A Medical Justice spokesperson said;

Diminishing protections is symptomatic of the government’s reprehensible attitude to trafficking survivors. Our clients’ independent expert medical evidence is ignored and their trafficking disclosures are treated as an inconvenient impediment to removal. The government must now reinstate the right to request a reconsideration for all and scrap this arbitrary and dehumanising ‘one-in one-out’ scheme.”

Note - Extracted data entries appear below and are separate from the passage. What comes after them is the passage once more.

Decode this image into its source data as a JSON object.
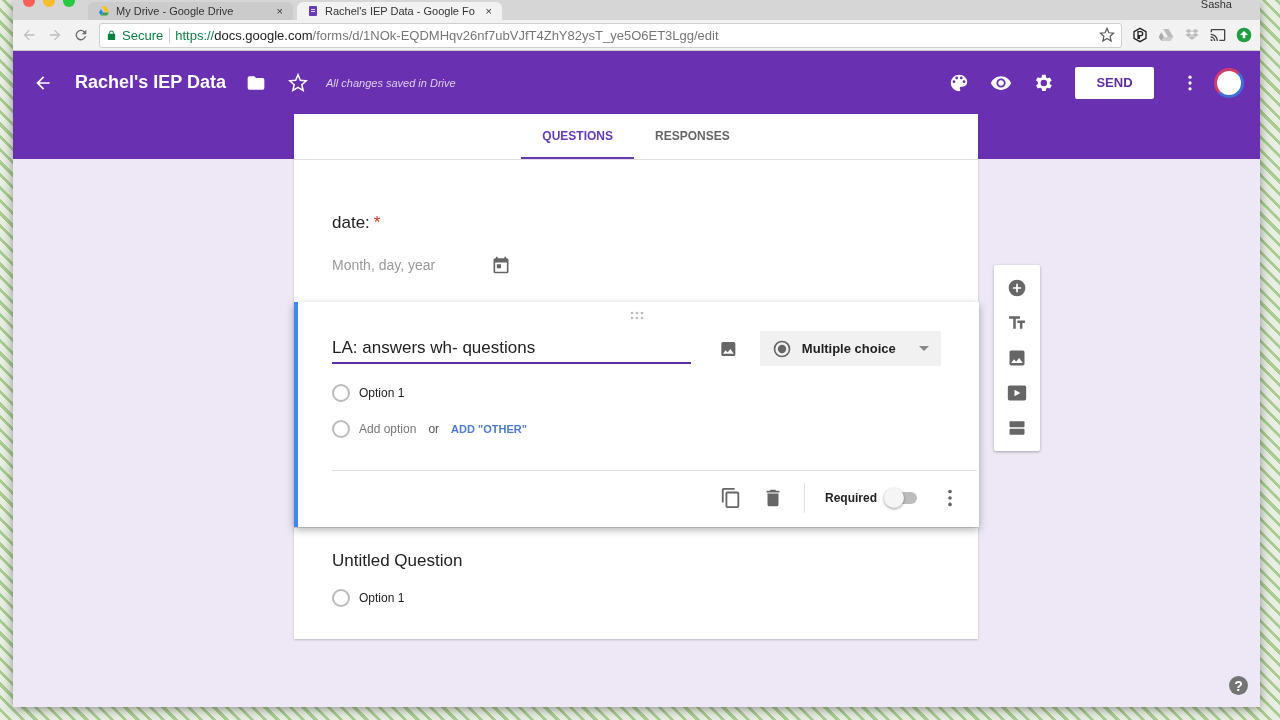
{
  "browser": {
    "tabs": [
      {
        "title": "My Drive - Google Drive",
        "kind": "drive",
        "close": "×",
        "selected": false
      },
      {
        "title": "Rachel's IEP Data - Google Fo",
        "kind": "forms",
        "close": "×",
        "selected": true
      }
    ],
    "user": "Sasha",
    "address": {
      "security": "Secure",
      "scheme": "https://",
      "host": "docs.google.com",
      "path": "/forms/d/1NOk-EQDMHqv26nf7ubVJfT4ZhY82ysT_ye5O6ET3Lgg/edit"
    }
  },
  "header": {
    "title": "Rachel's IEP Data",
    "status": "All changes saved in Drive",
    "send": "SEND"
  },
  "tabs": [
    {
      "label": "QUESTIONS",
      "selected": true
    },
    {
      "label": "RESPONSES",
      "selected": false
    }
  ],
  "questions": [
    {
      "kind": "date",
      "title": "date:",
      "required_mark": "*",
      "placeholder": "Month, day, year"
    },
    {
      "kind": "choice",
      "editing": true,
      "title": "LA: answers wh- questions",
      "type": "Multiple choice",
      "options": [
        {
          "label": "Option 1",
          "selected": false
        }
      ],
      "add_option": "Add option",
      "or": "or",
      "add_other": "ADD \"OTHER\"",
      "required_label": "Required",
      "required": false
    },
    {
      "kind": "choice",
      "editing": false,
      "title": "Untitled Question",
      "options": [
        {
          "label": "Option 1",
          "selected": false
        }
      ]
    }
  ],
  "help": "?"
}
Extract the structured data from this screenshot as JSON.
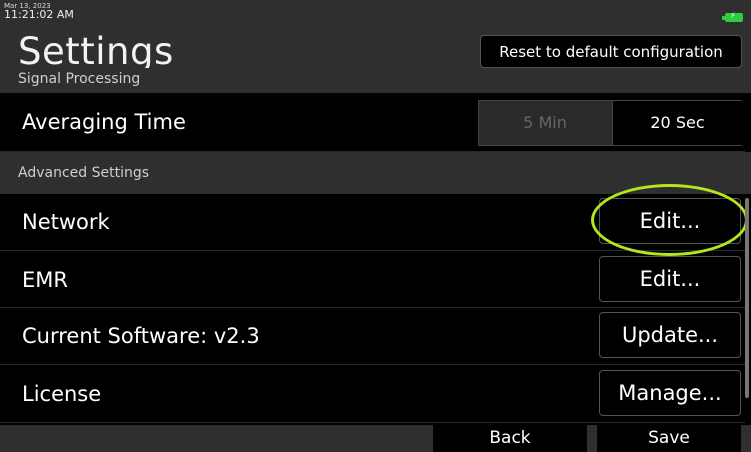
{
  "status": {
    "date": "Mar 13, 2023",
    "time": "11:21:02 AM",
    "battery_icon": "battery-charging-icon"
  },
  "header": {
    "title": "Settings",
    "reset_label": "Reset to default configuration"
  },
  "signal_processing": {
    "header": "Signal Processing",
    "averaging_time": {
      "label": "Averaging Time",
      "options": [
        "5 Min",
        "20 Sec"
      ],
      "selected": "20 Sec"
    }
  },
  "advanced": {
    "header": "Advanced Settings",
    "rows": [
      {
        "label": "Network",
        "button": "Edit..."
      },
      {
        "label": "EMR",
        "button": "Edit..."
      },
      {
        "label": "Current Software: v2.3",
        "button": "Update..."
      },
      {
        "label": "License",
        "button": "Manage..."
      }
    ]
  },
  "footer": {
    "back_label": "Back",
    "save_label": "Save"
  },
  "colors": {
    "accent_highlight": "#b5e61d",
    "battery": "#2ecc40"
  }
}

This judgement highlights that two medical reports can be crucial –  a Rule 35 safeguarding report from the Immigration Removal Centre (IRC) and/or a medico-legal report.  Medical Justice is the only charity to send independent clinicians into all the UK’s IRCs to produce medico-legal reports. The Rule 35 process has been found to be completely dysfunctional which has led to disturbing levels of inhuman and degrading treatment in IRCs and right now the Home Office is introducing changes that will decimate its intended safeguarding effect.” Medical Justice published its research report “Politics over people? How the UK’s “one in one out” scheme knowingly harms and forcibly removes torture and trafficking survivors to France” in January 2026, the first comprehensive analysis of the backgrounds, experiences and mistreatment of 33 clients detained in immigration removal centres (IRCs) under the ‘one-in one-out’ UK-France Treaty.

Medical Justice has been documenting the harm experienced by people held in immigration removal centres (IRCs) for two decades – what sets the mistreatment of clients detained under the ‘one-in one-out’ scheme apart is the combination of an especially high proportion of trafficking and torture survivors, alarming levels of suicidality, and the fact that almost all of them experienced dysfunction of the clinical safeguarding system, exposing them to the severe harm detention in the UK is known to cause.

Notes

  • The number of people released by the Home Office in response to safeguarding reports from IRC healthcare units on people detained under the ‘one-in one-out’ policy is so low that it risks rendering the whole process of clinical safeguards meaningless.
  • Independent clinicians from Medical Justice who assessed 20 clients in detention found that all 20 had clinical evidence of a history of torture, ill-treatment and/or trafficking, and all 20 had serious mental health conditions. Our clinicians document the clinical consequences of the use of force and segregation to facilitate removals.
  • Only three had a report by the IRC GP identifying they were likely to be injuriously affected by detention as they should have done. One of the 17 that did not get a report deteriorated in detention and was hospitalised.
  • 12 out of the 20 people our clinicians assessed had suicidal thoughts. One person attempted to take their own life, five were identified as being at risk of self-harm and/or suicide by the IRC, with one put on constant suicide watch, yet only one had a safeguarding report as they should have done from the IRC to flag suspected suicidal intentions to the Home Office who should review if detention is to be continued.